Antigua and Barbuda’s Prime Minister Gaston Alphonso Browne

The bloody event, the authors of ‘‘On the Battlefield of Merit’’ say, is part of Harvard Law’s history too.

‘‘The oldest and arguably the most distinguished chair in American legal education is Harvard’s Royall Professorship of Law. . . . But it is a historical fact that this chair is directly linked to a slave revolt on the Island of Antigua in 1736,’’ wrote Harvard Law School professor Daniel R. Coquillette and Ohio State University professor Bruce A. Kimball.

To plan the revolt, years in advance, about 2,000 slaves gathered in a forest to prepare to overthrow the white government, the professors reported, citing testimony from an 18th-century British inquiry. Slaves in Antigua outnumbered white men four to one in 1723, according to Coquillette and Kimball’s research. But the alleged revolt conspiracy was never carried out. It instead resulted in the brutal executions of 88 enslaved Antiguans — including the Royall family’s head slave, who was burned at the stake, according to the professors.
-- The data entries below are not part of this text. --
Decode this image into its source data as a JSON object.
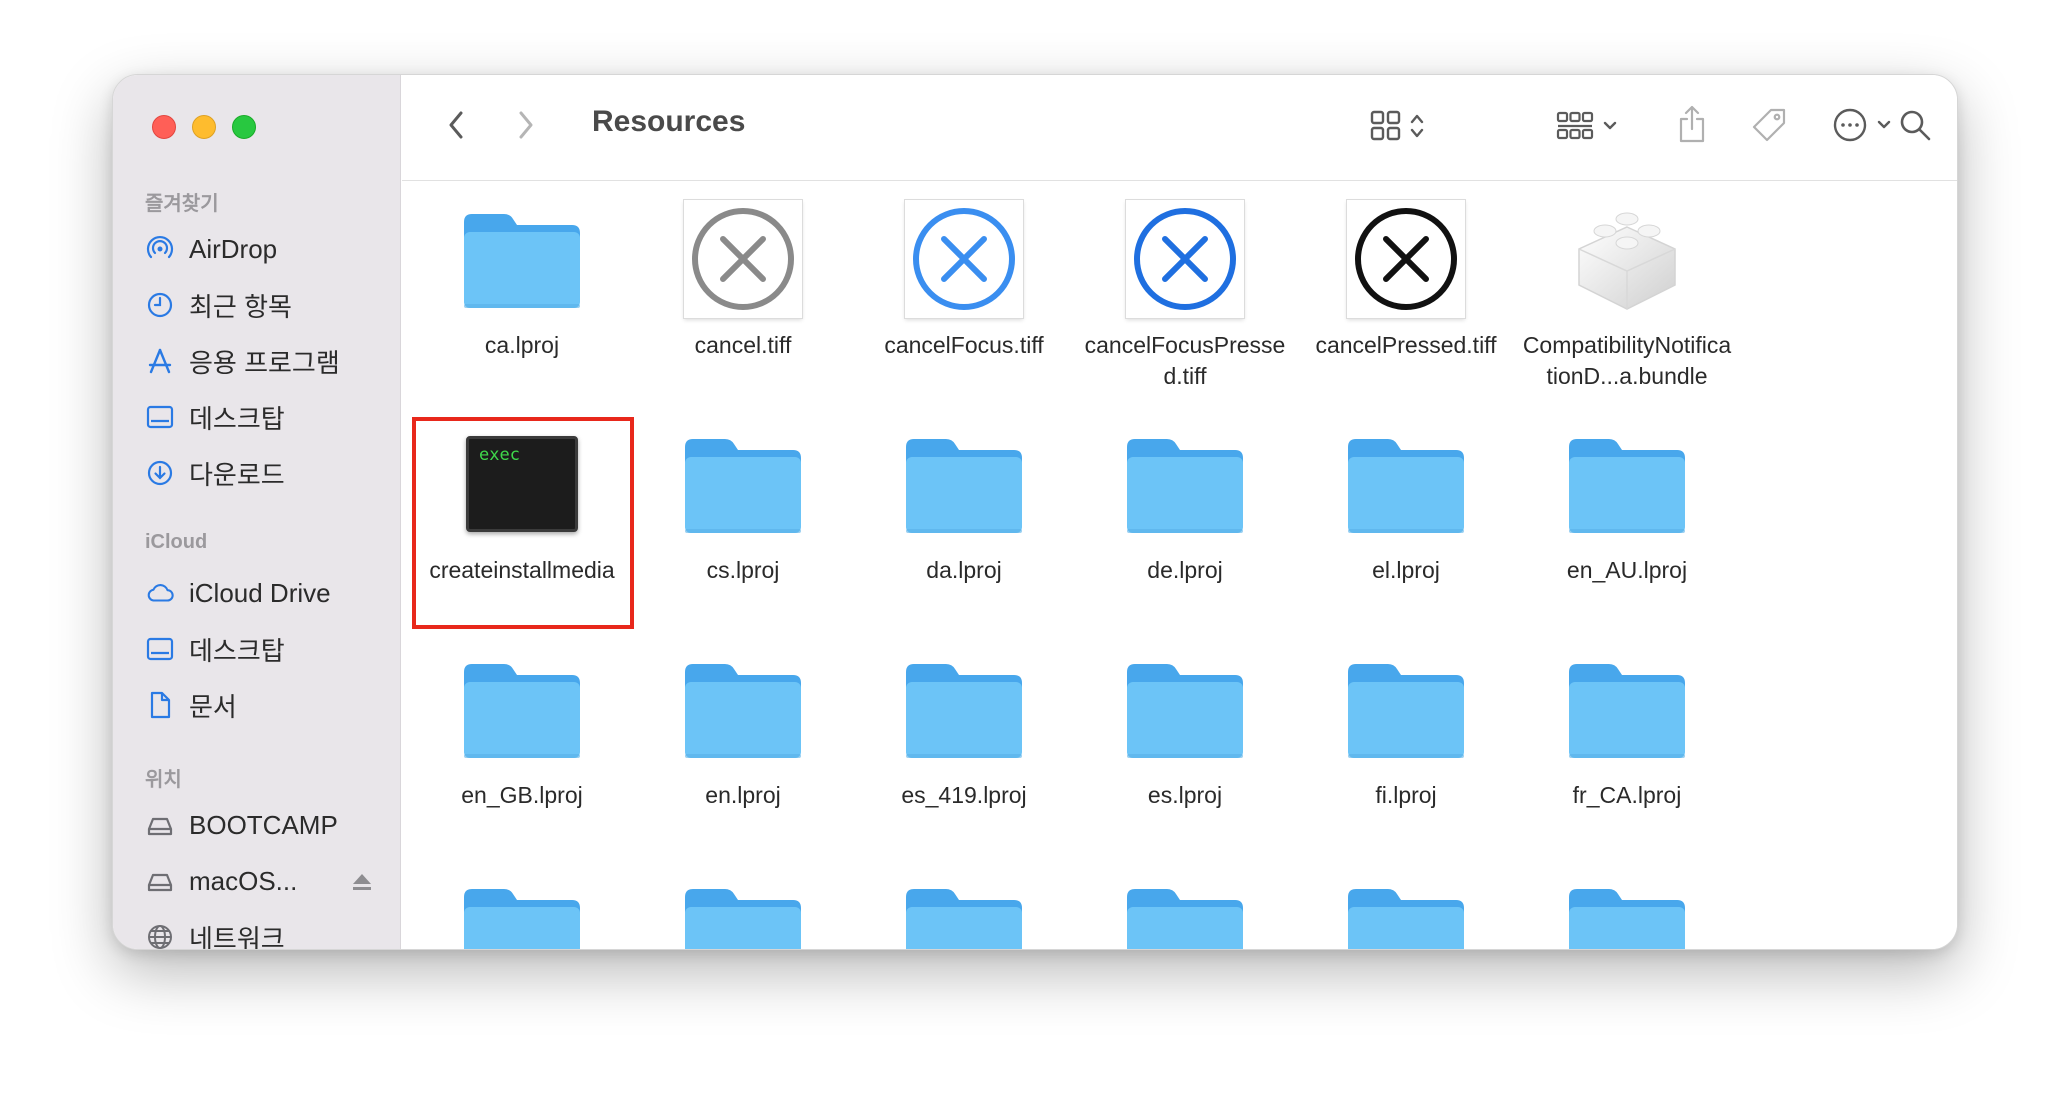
{
  "window": {
    "title": "Resources"
  },
  "sidebar": {
    "sections": [
      {
        "title": "즐겨찾기",
        "items": [
          {
            "label": "AirDrop",
            "icon": "airdrop-icon"
          },
          {
            "label": "최근 항목",
            "icon": "clock-icon"
          },
          {
            "label": "응용 프로그램",
            "icon": "applications-icon"
          },
          {
            "label": "데스크탑",
            "icon": "desktop-icon"
          },
          {
            "label": "다운로드",
            "icon": "download-icon"
          }
        ]
      },
      {
        "title": "iCloud",
        "items": [
          {
            "label": "iCloud Drive",
            "icon": "cloud-icon"
          },
          {
            "label": "데스크탑",
            "icon": "desktop-icon"
          },
          {
            "label": "문서",
            "icon": "document-icon"
          }
        ]
      },
      {
        "title": "위치",
        "items": [
          {
            "label": "BOOTCAMP",
            "icon": "disk-icon"
          },
          {
            "label": "macOS...",
            "icon": "disk-icon"
          },
          {
            "label": "네트워크",
            "icon": "network-icon"
          }
        ]
      }
    ]
  },
  "toolbar": {
    "back_icon": "chevron-left-icon",
    "forward_icon": "chevron-right-icon",
    "view_icon": "grid-view-icon",
    "group_icon": "group-view-icon",
    "share_icon": "share-icon",
    "tag_icon": "tag-icon",
    "more_icon": "ellipsis-circle-icon",
    "search_icon": "search-icon"
  },
  "files": [
    {
      "name": "ca.lproj",
      "type": "folder"
    },
    {
      "name": "cancel.tiff",
      "type": "tiff-gray"
    },
    {
      "name": "cancelFocus.tiff",
      "type": "tiff-blue"
    },
    {
      "name": "cancelFocusPressed.tiff",
      "type": "tiff-blue-dark"
    },
    {
      "name": "cancelPressed.tiff",
      "type": "tiff-black"
    },
    {
      "name": "CompatibilityNotificationD...a.bundle",
      "type": "bundle"
    },
    {
      "name": "createinstallmedia",
      "type": "exec",
      "exec_text": "exec",
      "highlighted": true
    },
    {
      "name": "cs.lproj",
      "type": "folder"
    },
    {
      "name": "da.lproj",
      "type": "folder"
    },
    {
      "name": "de.lproj",
      "type": "folder"
    },
    {
      "name": "el.lproj",
      "type": "folder"
    },
    {
      "name": "en_AU.lproj",
      "type": "folder"
    },
    {
      "name": "en_GB.lproj",
      "type": "folder"
    },
    {
      "name": "en.lproj",
      "type": "folder"
    },
    {
      "name": "es_419.lproj",
      "type": "folder"
    },
    {
      "name": "es.lproj",
      "type": "folder"
    },
    {
      "name": "fi.lproj",
      "type": "folder"
    },
    {
      "name": "fr_CA.lproj",
      "type": "folder"
    },
    {
      "name": "",
      "type": "folder"
    },
    {
      "name": "",
      "type": "folder"
    },
    {
      "name": "",
      "type": "folder"
    },
    {
      "name": "",
      "type": "folder"
    },
    {
      "name": "",
      "type": "folder"
    },
    {
      "name": "",
      "type": "folder"
    }
  ],
  "colors": {
    "folder_top": "#48a7ec",
    "folder_body": "#6cc4f7",
    "highlight": "#e8281b",
    "sidebar_accent": "#2a7ae4"
  }
}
The Royals returned to Medford in 1737 and brought their Antiguan slaves with them to work their new 540-acre farm. Royall Jr. inherited much of his father’s wealth, at least 18 slaves, and land in both Massachusetts and Antigua following his father’s death, according to the ‘‘Harvard and Slavery’’ report. He became a popular statesman in the Massachusetts legislature and in local government — but following the outbreak of the American Revolution, he fled to England, according to ‘‘On the Battlefield of Merit.’’

In exile, Royall Jr. penned his will in 1778 — in which he awarded the ‘‘gift to Harvard College that was to ensure Royall’s lasting fame,’’ Coquillette and Kimball wrote. He gave the college more than 800 acres of land, which he specified should ‘‘be appropriated towards the endowing a Professor of Laws in said Colledge, or a Professor of Physick and Anatomy’’ — whichever the college thought was best, Royall Jr. wrote.

In 1815, nearly 25 years after the slave owner’s death, Harvard used the proceeds from Royall Jr.’s gift to create the law professorship, establishing the foundation of today’s Harvard Law School.